I’m seeing more and more UTF-8 related issues pop up in code lately for some reason. Much of the debugging work I’ve done with the ODP XML dumps has been tracking down illegal XML characters and invalid UTF-8 byte sequences.
Now I’ve run across a related bug in mod_virgule. The trust metrics on robots.net stopped working a few days ago and today I took some time to track down the reason. It turned out to be an interesting little issue with the way mod_virgule handles the storage of data in the XML database. I’ve implemented a temprorary work-around that has things working safely again but I think a longer term fix is needed.
I posted to the virgule_dev mailing list about the problem but it’s been pretty much dead for the past few months. Basically what happened is a foreign user posted some data to their user profile using a funky non-UTF-8 compatible character set. The result was a corrupt profile.xml file for that user account. That, in turn, led to Apache segfaulting during each subsequent attempt by mod_virgule to process the trust metric. Because of the segfault there was no error reporting to alert anyone of the problem and it took several days before anyone noticed that something was wrong.

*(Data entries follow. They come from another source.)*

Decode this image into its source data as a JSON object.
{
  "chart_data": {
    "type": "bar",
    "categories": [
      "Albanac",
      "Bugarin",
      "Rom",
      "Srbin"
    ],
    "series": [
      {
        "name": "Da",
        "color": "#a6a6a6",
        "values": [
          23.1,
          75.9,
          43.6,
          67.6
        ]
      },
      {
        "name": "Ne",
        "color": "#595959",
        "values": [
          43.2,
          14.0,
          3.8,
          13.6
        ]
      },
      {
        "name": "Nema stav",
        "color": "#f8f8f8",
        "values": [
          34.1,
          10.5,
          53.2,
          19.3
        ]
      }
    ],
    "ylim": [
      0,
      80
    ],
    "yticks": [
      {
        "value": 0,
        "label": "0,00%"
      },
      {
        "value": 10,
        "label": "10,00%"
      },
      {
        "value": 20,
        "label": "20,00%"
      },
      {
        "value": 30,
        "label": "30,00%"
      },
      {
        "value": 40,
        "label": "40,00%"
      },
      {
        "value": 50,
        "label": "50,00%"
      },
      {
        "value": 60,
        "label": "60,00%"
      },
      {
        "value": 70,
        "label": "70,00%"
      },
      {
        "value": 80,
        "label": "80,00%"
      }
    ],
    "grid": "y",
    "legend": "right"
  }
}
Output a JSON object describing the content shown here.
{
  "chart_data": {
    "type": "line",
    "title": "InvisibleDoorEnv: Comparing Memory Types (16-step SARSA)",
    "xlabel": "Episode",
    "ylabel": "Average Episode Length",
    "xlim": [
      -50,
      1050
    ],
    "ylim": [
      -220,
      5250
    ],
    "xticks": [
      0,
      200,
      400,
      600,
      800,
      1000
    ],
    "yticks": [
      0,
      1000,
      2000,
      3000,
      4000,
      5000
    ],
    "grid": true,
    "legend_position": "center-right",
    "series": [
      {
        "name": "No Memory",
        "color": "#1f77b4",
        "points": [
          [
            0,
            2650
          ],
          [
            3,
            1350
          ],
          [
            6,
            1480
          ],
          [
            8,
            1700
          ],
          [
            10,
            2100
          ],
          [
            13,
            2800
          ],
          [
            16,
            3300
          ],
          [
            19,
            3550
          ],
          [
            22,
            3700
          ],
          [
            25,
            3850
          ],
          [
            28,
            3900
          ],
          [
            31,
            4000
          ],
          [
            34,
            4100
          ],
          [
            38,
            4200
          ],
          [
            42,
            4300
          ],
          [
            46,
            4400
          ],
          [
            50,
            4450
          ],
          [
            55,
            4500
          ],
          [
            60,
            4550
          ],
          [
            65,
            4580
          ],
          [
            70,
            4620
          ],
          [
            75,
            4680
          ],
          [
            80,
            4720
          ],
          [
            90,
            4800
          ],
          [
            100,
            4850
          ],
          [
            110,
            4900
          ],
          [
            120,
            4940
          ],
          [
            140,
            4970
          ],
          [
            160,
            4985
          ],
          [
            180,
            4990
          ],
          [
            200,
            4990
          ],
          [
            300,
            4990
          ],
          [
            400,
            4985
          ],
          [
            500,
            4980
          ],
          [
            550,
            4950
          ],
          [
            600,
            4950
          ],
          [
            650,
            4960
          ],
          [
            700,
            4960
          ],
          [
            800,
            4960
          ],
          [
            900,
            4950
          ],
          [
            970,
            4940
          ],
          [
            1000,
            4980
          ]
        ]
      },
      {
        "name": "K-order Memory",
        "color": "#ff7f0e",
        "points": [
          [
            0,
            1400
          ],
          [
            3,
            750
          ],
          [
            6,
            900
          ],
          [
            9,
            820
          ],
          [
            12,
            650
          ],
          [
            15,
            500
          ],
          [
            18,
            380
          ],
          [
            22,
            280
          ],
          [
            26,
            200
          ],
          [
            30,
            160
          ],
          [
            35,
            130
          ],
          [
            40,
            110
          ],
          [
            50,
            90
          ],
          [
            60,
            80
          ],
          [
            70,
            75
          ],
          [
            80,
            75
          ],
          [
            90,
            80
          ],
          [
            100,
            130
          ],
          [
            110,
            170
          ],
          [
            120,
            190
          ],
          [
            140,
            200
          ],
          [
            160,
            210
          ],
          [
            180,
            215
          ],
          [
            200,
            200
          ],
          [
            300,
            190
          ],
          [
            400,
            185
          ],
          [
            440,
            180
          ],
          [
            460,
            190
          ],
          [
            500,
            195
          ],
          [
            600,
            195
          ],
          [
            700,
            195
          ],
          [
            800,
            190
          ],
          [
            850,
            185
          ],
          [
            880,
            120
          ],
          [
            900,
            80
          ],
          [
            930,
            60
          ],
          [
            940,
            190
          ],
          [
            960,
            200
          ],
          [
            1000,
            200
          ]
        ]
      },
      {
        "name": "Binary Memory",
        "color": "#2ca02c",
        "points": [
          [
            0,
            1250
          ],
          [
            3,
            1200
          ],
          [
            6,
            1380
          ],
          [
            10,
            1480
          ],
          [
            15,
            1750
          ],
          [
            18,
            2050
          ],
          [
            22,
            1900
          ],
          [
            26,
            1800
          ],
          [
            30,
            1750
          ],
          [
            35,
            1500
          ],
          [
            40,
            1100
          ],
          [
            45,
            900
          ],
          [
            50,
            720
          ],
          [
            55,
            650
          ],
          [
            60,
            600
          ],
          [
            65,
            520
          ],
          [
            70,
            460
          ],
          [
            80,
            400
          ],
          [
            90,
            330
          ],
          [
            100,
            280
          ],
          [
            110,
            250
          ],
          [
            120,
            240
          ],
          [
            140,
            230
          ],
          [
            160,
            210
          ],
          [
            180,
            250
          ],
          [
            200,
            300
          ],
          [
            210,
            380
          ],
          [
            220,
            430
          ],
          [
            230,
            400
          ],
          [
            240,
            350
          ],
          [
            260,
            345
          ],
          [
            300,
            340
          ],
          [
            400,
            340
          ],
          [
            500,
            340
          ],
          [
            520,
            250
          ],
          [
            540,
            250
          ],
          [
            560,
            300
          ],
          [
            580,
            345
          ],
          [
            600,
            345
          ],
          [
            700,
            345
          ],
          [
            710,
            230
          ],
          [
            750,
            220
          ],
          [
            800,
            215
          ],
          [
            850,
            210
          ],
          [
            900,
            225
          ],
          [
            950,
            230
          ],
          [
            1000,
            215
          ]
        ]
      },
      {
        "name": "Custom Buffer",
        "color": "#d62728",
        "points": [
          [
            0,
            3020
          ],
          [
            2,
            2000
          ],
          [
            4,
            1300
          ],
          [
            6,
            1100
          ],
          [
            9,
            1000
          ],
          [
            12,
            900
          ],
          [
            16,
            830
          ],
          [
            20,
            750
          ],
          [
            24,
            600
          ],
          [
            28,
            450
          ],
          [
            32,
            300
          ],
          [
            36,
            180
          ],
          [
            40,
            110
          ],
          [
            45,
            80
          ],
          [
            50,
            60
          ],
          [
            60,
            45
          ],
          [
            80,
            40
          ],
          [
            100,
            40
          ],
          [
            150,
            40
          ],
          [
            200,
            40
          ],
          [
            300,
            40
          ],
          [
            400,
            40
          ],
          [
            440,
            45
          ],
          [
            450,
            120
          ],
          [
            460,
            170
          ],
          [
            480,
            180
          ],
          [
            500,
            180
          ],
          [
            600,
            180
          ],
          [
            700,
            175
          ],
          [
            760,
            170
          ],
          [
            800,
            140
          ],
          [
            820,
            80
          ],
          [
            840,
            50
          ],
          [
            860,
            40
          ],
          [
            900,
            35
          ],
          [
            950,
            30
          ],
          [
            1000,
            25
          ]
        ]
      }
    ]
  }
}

The root of the problem seems to be that mod_virgule is simply taking whatever raw data a user puts in a form and passes it directly to xmlSetProp(). This works great as long you only give it valid UTF-8 data but it’s not designed to work on anything else. It seems to me that four things need to be done to fix this:
- Pages need to explicitly specify UTF-8 as the doctype
- All form data needs to be validated before passing to libxml
- Invalid data needs to be converted or rejected
- The trust metric code needs some additional error handling
If anyone has any thoughts on this or has had a similar experience with mod_virgule, I’d be curious to hear about it.